Flip-chip solder bump bonding of GaAs-based devices onto silicon integrated circuits (ICs) is known. See, for instance, K. W. Goossen et al., IEEE Photonics Technology Letters, Vol. 7(4), pp. 360-362, 1995.
If the GaAs-based devices are optoelectronic devices, then it is frequently necessary to remove the GaAs substrate to provide optical access to the devices. This is, for instance, the case in Gs/AlGaAs multi-quantum well (MQW) detector/modulator diode arrays that are flip-chip solder bump bonded onto a silicon CMOS chip. See, for instance, K. W. Goossen et al., IEEE Photonics Technology Letters, Vol. 5(7), pp. 776-778, 1994.

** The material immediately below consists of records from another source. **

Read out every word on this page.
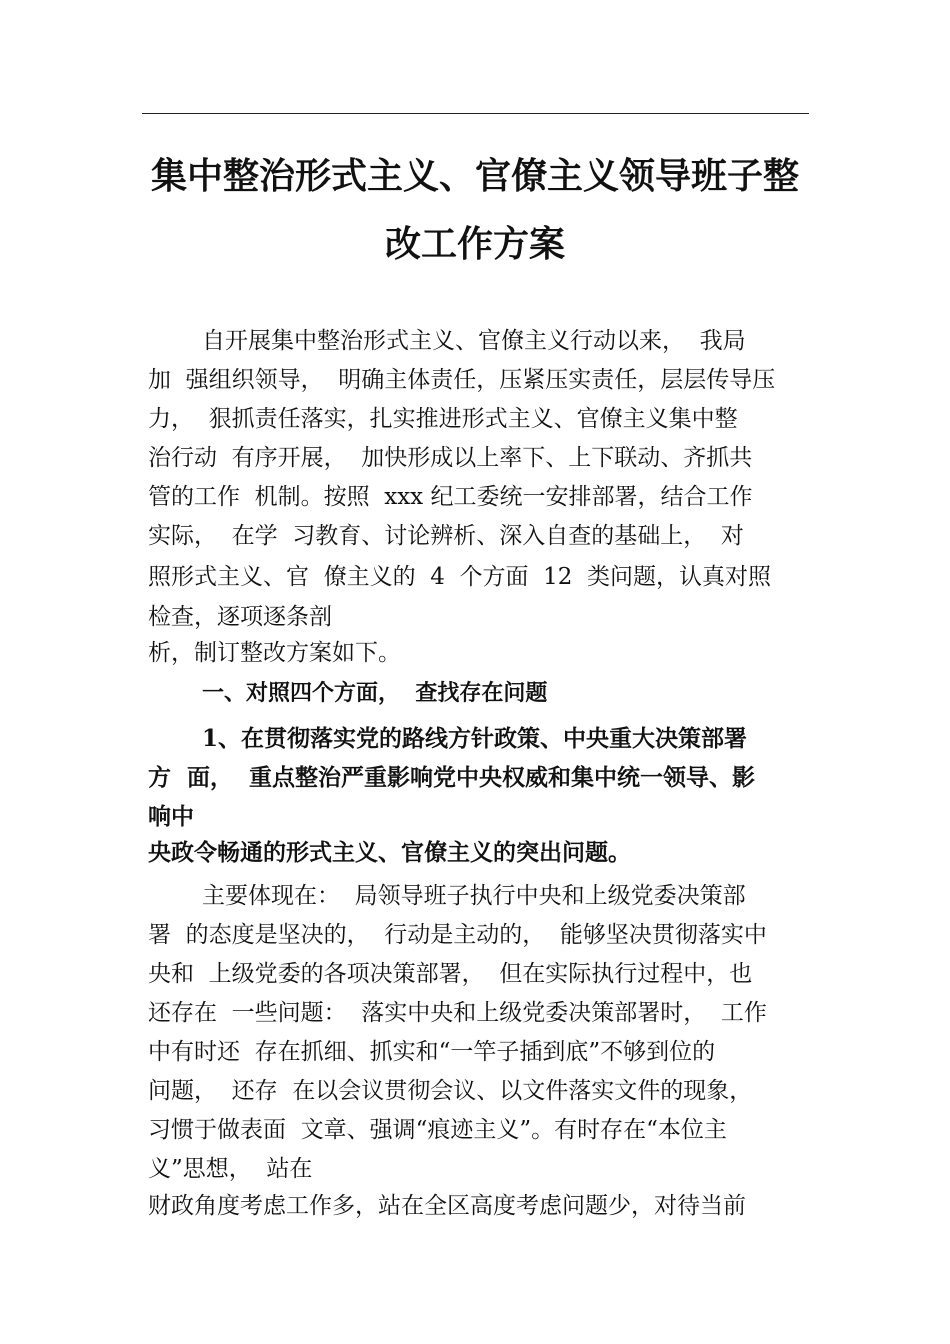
集中整治形式主义、官僚主义领导班子整
改工作方案
自开展集中整治形式主义、官僚主义行动以来，  我局
加  强组织领导，  明确主体责任，压紧压实责任，层层传导压
力，  狠抓责任落实，扎实推进形式主义、官僚主义集中整
治行动  有序开展，  加快形成以上率下、上下联动、齐抓共
管的工作  机制。按照  xxx 纪工委统一安排部署，结合工作
实际，  在学  习教育、讨论辨析、深入自查的基础上，  对
照形式主义、官  僚主义的  4  个方面  12  类问题，认真对照
检查，逐项逐条剖
析，制订整改方案如下。
一、对照四个方面，  查找存在问题
1、在贯彻落实党的路线方针政策、中央重大决策部署
方  面，  重点整治严重影响党中央权威和集中统一领导、影
响中
央政令畅通的形式主义、官僚主义的突出问题。
主要体现在：  局领导班子执行中央和上级党委决策部
署  的态度是坚决的，  行动是主动的，  能够坚决贯彻落实中
央和  上级党委的各项决策部署，  但在实际执行过程中，也
还存在  一些问题：  落实中央和上级党委决策部署时，  工作
中有时还  存在抓细、抓实和“一竿子插到底”不够到位的
问题，  还存  在以会议贯彻会议、以文件落实文件的现象，
习惯于做表面  文章、强调“痕迹主义”。有时存在“本位主
义”思想，  站在
财政角度考虑工作多，站在全区高度考虑问题少，对待当前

The conventional method of making the diode array involves providing a device structure that comprises a thick (e.g., about 1.5 .mu.m) Al.sub.0.3 Ga.sub.0.7 As etch stop layer for GaAs substrate removal. See, for instance, U.S. Pat. No. 5,385,632 to K. W. Goossen. However, the conventional method is not fully satisfactory. Due typically to relatively low etching selectivity between GaAs and Al.sub.0.3 Ga.sub.0.7 As, the removal of the GaAs substrate by etching frequently is plagued by non-uniformity problems, including missing devices at and near the edges of the arrays. This loss of devices from the edges of arrays is typically not acceptable, and typically requires limitation of the size of the arrays.
A method of making a GaAs/based opto-electronic device (especially arrays of such devices) that can readily facilitate uniform removal of the GaAs substrate would be desirable. This application discloses such a method.

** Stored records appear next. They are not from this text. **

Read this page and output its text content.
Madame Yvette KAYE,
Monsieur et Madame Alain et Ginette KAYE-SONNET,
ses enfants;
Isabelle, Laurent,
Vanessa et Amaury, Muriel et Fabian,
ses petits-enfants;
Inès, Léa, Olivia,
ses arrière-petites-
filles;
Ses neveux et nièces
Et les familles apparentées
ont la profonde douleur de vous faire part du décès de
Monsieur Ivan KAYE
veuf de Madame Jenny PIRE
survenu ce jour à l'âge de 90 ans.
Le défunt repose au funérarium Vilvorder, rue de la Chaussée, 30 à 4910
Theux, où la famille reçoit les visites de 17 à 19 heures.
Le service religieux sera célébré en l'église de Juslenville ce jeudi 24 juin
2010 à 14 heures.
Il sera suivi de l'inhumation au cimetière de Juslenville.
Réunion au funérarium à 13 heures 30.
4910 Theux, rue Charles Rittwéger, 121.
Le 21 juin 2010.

It is known that InGaP can serve as an etch stop layer for GaAs, and some chemical etchants that exhibit selectivity between InGaP and GaAs are known. See, for instance, T. Shitara et al., Journal of Crystal Growth, Vol. 150, No. 1-4, Part 2, pp. 1261-1265 (May 1995), and J. R. Lothian et al., J. of Electronic Materials, Vol. 21(4), pp. 441-445, 1992. However, conventional usage of InGaP etch stop layers is for removal of relatively thin (typically .ltorsim.2 .mu.m) layers of GaAs, and removal of relatively thick (typically .gtorsim.100 .mu.m) layers of GaAs over InGaP has, to the best of our knowledge, not been suggested previously.